Er ging zu Pilgrim, der wieder in der Genesung war, und blieb bei ihm die ganze Nacht. Pilgrim war in der Genesung natürlich heiter, und Lenz wollte ihm diese Heiterkeit nicht verscheuchen, er hörte vielmehr geduldig zu, wie Pilgrim berichte: »In meiner Krankheit habe ich verstehen gelernt, wie so ein Vogel sein Leben lang nur ein paar Töne zwitschern kann. Es ist ein Leben im Halbschlaf, und da ist ein einziger Ton genug.

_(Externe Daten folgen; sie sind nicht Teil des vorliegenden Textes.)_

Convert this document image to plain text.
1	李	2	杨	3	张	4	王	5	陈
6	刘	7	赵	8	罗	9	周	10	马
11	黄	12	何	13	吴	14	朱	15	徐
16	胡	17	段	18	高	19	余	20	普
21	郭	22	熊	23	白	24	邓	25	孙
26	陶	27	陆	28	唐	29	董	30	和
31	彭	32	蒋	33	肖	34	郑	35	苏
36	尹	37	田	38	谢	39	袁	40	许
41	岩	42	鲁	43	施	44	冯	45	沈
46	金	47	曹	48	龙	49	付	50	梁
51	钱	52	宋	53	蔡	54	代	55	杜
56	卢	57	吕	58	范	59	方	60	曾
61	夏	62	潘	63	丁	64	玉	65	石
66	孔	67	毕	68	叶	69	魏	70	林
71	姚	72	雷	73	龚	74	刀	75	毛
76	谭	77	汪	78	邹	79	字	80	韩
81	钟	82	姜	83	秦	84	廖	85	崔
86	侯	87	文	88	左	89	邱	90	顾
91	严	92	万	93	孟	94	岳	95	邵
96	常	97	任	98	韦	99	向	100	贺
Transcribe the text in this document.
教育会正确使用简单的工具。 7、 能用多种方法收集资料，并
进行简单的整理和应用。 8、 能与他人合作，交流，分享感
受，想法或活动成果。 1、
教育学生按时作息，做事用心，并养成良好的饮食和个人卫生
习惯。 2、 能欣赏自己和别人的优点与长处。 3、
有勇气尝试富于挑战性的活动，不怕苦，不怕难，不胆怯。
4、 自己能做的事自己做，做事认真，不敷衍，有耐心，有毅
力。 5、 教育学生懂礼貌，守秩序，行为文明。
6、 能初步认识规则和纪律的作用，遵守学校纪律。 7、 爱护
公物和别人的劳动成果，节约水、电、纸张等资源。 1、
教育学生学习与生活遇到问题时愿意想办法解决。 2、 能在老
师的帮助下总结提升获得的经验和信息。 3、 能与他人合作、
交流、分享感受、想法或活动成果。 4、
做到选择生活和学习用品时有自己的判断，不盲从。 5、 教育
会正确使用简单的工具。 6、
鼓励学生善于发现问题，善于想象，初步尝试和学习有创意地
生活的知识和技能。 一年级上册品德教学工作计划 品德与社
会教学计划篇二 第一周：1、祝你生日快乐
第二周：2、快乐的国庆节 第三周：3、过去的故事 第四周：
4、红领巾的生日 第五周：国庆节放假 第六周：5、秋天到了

»Durch vier Wochen lang hat sich mir in der Seele nichts als die paar Worte gespielt: der Mensch hat keine Flügel, aber seine beiden Lungenflügel. und ich kann mit einem Lungenflügel auch 77 Jahre Kartoffeln essen. Und wenn ich ein Vogel gewesen wäre, ich hätte auch immer gepfiffen: ein Lungenflügel, zwei Lungenflügel, zwei Lungenflügel, ein Lungenflügel. Just wie eine Grasmücke.«

Es waren auch nur wenig Worte, die sich durch die Seele des Lenz spielten, aber sie waren traurig, niemand soll sie hören.

»Mir hat die Bibel wieder geholfen,« fuhr Pilgrim in guter Laune fort, »daß ich fest entschlossen bin, ledig und allein zu bleiben. Da steht's ja ganz klar: der Mann war zuerst allein auf der Welt, das Weibsen war nie allein auf der Welt, und daher kommt's, daß der Mann allein sein kann.«

Lenz lächelt, aber auch das traf ihn.

Am Morgen ging Lenz schwer, übernächtig und leichenblaß heim an seine Arbeit. Und als er die Kinder sah, sagte er: »Ich habe gar nicht mehr gewußt, daß ich Kinder habe.«

»Jawohl, das vergissest du,« sagte Annele. Lenz fühlte wieder einen Stich durchs Herz, aber es that kaum mehr weh. Und als er das Bild der Mutter erblickte, rief er: »Mutter! Liebe Mutter. Dich hat sie auch beschimpft. Kannst du denn nichts sagen? Straf sie nicht, bitt vor Gott, daß er sie nicht dafür straft; wenn er sie straft, straft er ja mich und meine armen Kinder mit. Hilf mir, liebe Mutter, gib Zeugnis, daß sie aufhört, mir das Herz aus dem Leibe zu reißen. Hilf mir, liebe Mutter! du kennst mich.«

»Da steht ein gesunder Mann und bettelt! Ich will nichts von deinen Possen hören,« sagte Annele und ging mit den beiden Kindern in die Küche.

Es riß zum Zerspringen an der Kette.